To assist the Border Patrol, Arizona’s Department of Public Safety is patrolling a vast area of desert along the border at the request of Republican Gov. Doug Ducey.
“Out here, we’re watching the desert, watching for movement, looking for any signs that we have a group coming through,” said Major Damon Cecil, chief of staff of the criminal investigations division, referring to the 75-mile stretch that they’re monitoring for any criminal activity.
Cecil and his troopers try to fill in the gaps, while the Border Patrol processes the thousands of migrants who are turning themselves over and claiming asylum.
“What we’re seeing here is a surge of illegal drugs … because Border Patrol is tied up and they know manpower out here is limited,” Cecil said, referring to smugglers.
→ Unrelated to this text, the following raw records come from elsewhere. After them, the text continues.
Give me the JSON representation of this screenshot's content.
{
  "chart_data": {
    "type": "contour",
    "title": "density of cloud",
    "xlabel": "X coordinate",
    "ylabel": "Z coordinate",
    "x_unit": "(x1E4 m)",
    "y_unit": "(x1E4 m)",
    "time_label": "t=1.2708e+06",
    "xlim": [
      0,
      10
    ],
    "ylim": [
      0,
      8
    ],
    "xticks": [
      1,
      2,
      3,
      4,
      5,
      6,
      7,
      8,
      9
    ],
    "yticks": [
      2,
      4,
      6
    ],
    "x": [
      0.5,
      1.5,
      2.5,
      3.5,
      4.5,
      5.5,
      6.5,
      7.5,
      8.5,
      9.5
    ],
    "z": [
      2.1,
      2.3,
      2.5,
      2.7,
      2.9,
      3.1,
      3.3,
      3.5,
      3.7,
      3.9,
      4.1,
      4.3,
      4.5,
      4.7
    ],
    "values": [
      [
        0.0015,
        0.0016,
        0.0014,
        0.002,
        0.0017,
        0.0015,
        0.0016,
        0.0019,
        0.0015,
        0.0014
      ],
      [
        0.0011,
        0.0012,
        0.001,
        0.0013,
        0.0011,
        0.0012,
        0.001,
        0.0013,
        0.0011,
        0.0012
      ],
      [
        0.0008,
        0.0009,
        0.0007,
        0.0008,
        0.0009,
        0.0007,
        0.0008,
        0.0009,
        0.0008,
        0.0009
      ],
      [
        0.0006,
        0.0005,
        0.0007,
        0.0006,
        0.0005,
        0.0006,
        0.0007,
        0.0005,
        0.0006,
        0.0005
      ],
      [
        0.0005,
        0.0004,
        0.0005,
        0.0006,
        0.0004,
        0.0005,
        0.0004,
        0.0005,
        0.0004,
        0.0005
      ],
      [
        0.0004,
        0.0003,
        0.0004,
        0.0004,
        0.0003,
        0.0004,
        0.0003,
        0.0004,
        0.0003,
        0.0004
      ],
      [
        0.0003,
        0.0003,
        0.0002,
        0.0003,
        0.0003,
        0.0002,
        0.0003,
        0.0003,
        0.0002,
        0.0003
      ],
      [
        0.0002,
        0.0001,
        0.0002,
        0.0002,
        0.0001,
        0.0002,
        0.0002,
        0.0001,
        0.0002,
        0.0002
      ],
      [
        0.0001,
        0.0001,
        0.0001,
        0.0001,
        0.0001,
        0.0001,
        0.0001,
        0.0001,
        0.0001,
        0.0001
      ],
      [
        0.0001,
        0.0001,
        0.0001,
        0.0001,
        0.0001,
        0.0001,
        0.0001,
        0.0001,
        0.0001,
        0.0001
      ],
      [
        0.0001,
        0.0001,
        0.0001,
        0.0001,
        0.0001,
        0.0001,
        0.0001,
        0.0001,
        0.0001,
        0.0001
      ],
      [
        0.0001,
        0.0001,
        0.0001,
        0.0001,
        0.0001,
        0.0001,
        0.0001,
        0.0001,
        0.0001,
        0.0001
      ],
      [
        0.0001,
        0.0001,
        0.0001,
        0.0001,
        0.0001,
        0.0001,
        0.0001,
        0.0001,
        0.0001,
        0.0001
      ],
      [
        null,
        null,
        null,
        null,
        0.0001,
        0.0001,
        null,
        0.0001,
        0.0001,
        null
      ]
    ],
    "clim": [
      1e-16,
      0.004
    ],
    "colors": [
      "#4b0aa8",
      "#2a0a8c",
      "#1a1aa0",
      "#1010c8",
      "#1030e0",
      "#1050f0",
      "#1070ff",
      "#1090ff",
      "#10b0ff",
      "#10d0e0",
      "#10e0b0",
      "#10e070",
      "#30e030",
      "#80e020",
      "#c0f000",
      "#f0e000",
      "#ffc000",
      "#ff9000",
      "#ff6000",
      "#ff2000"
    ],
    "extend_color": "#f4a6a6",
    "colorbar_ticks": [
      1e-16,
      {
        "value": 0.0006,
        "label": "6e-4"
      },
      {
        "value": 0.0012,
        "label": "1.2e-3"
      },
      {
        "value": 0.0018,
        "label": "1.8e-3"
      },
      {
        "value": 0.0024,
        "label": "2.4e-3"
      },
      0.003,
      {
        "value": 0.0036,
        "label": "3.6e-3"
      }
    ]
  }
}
DPS is seeing more dangerous drugs in larger quantities.
Homeland Security Secretary Alejandro Mayorkas, meanwhile, has repeatedly cautioned migrants against journeying to the US southern border.
“I cannot communicate this message too strongly that individuals should not put their life savings in the hands of smuggling organizations that exploit their vulnerability,” Mayorkas said during a news conference last week. “The border is not open.”
But for the migrants here, crossing into the United States, they say, is their best shot.
“We have no option but to wait because we’ve already waited so many years,” Garcia said.